Wednesday, July 7, 2010

Buy Local Week - Voluntary vs Mandatory

July 1-7 was "Buy Local Week" in many communities in Ohio and across the nation.
Buying local promotes not only economic self-sufficiency but political self-determination.

Voluntary purchasing of local products or from local merchants unfortunately cannot be coupled with mandatory purchases by municipalities or states of local products or from local merchants. Preferential treatment against big box stores or transnational corporations violates the 14th amendment to the constitution the moment corporations gained corporate constitutional “rights” in the 19th century.

Such assaults against economic self-sufficiency and political self-determination will continue forever until corporate “personhood” is eliminated. The Supreme Court over the last century granted corporations 1st, 4th, 5th and other constitutional amendment protections. The recent Citizens United vs FEC decision permitting corporations first amendment “rights” to invest money from corporate treasuries for political expenditures is merely the latest attack on what’s left of our democracy.

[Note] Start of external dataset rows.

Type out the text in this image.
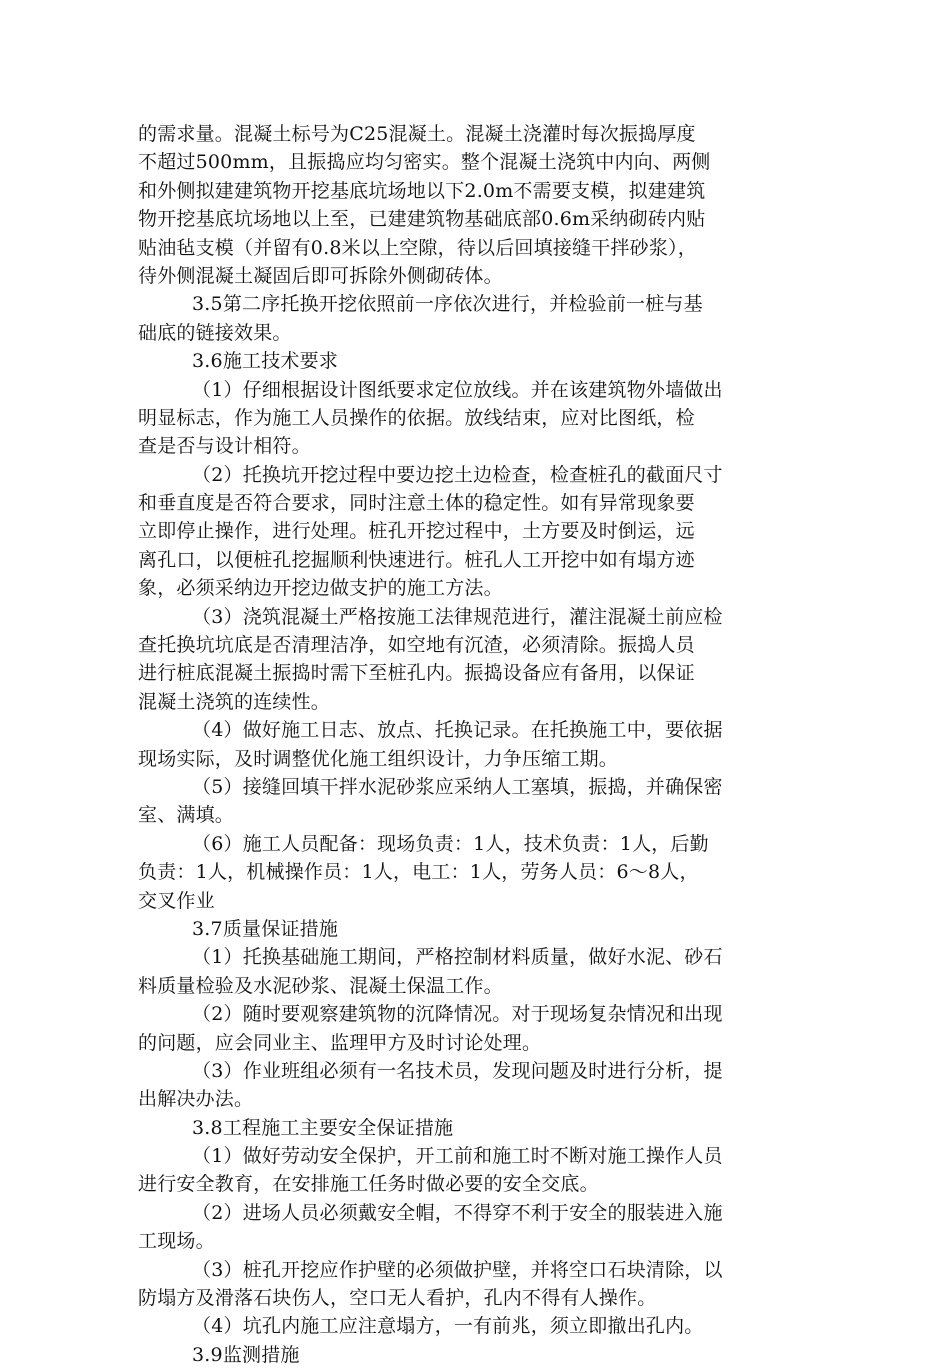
的需求量。混凝土标号为C25混凝土。混凝土浇灌时每次振捣厚度
不超过500mm，且振捣应均匀密实。整个混凝土浇筑中内向、两侧
和外侧拟建建筑物开挖基底坑场地以下2.0m不需要支模，拟建建筑
物开挖基底坑场地以上至，已建建筑物基础底部0.6m采纳砌砖内贴
贴油毡支模（并留有0.8米以上空隙，待以后回填接缝干拌砂浆），
待外侧混凝土凝固后即可拆除外侧砌砖体。
3.5第二序托换开挖依照前一序依次进行，并检验前一桩与基
础底的链接效果。
3.6施工技术要求
（1）仔细根据设计图纸要求定位放线。并在该建筑物外墙做出
明显标志，作为施工人员操作的依据。放线结束，应对比图纸，检
查是否与设计相符。
（2）托换坑开挖过程中要边挖土边检查，检查桩孔的截面尺寸
和垂直度是否符合要求，同时注意土体的稳定性。如有异常现象要
立即停止操作，进行处理。桩孔开挖过程中，土方要及时倒运，远
离孔口，以便桩孔挖掘顺利快速进行。桩孔人工开挖中如有塌方迹
象，必须采纳边开挖边做支护的施工方法。
（3）浇筑混凝土严格按施工法律规范进行，灌注混凝土前应检
查托换坑坑底是否清理洁净，如空地有沉渣，必须清除。振捣人员
进行桩底混凝土振捣时需下至桩孔内。振捣设备应有备用，以保证
混凝土浇筑的连续性。
（4）做好施工日志、放点、托换记录。在托换施工中，要依据
现场实际，及时调整优化施工组织设计，力争压缩工期。
（5）接缝回填干拌水泥砂浆应采纳人工塞填，振捣，并确保密
室、满填。
（6）施工人员配备：现场负责：1人，技术负责：1人，后勤
负责：1人，机械操作员：1人，电工：1人，劳务人员：6～8人，
交叉作业
3.7质量保证措施
（1）托换基础施工期间，严格控制材料质量，做好水泥、砂石
料质量检验及水泥砂浆、混凝土保温工作。
（2）随时要观察建筑物的沉降情况。对于现场复杂情况和出现
的问题，应会同业主、监理甲方及时讨论处理。
（3）作业班组必须有一名技术员，发现问题及时进行分析，提
出解决办法。
3.8工程施工主要安全保证措施
（1）做好劳动安全保护，开工前和施工时不断对施工操作人员
进行安全教育，在安排施工任务时做必要的安全交底。
（2）进场人员必须戴安全帽，不得穿不利于安全的服装进入施
工现场。
（3）桩孔开挖应作护壁的必须做护壁，并将空口石块清除，以
防塌方及滑落石块伤人，空口无人看护，孔内不得有人操作。
（4）坑孔内施工应注意塌方，一有前兆，须立即撤出孔内。
3.9监测措施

Move to Amend (movetoamend.org) seeks to change the US Constitution to abolish corporate personhood. Corporations are not people. As a member of its national Steering Committee, I invite anyone interested in supporting this cause to join over 85,000 Americans who have signed up to join the effort.

1 comment:

  1. Perhaps we should start asking questions about the big picture of creating real democracy...

    Do we need a Referendum For A New Democracy?

    Are you concerned about the future of democracy? Do you feel democracy is under attack by extreme greed in countries around the world? Are you sick and tired of: living in fear, corporate greed, growing police state, government for the rich, working more but having less?

    Can we use both elections and random selection (in the way we select government officials) to rid democracy of undue influence by extreme wealth and wealth-dominated mass media campaigns?

    The world's first democracy (Athenian democracy, 600 B.C.) used both elections and random selection. Even Aristotle (the cofounder of Western thought) promoted the use of random selection as the best way to protect democracy. The idea of randomly selecting (after screening) juries remains from Athenian democracy, but not randomly selecting (after screening) government officials. Why is it used only for individual justice and not also for social justice? Who wins from that? ...the extremely wealthy?

    What is the best way to combine elections and random selection to protect democracy in today's world? Can we use elections as the way to screen candidates, and random selection as the way to do the final selection? Who wins from that? ...the people?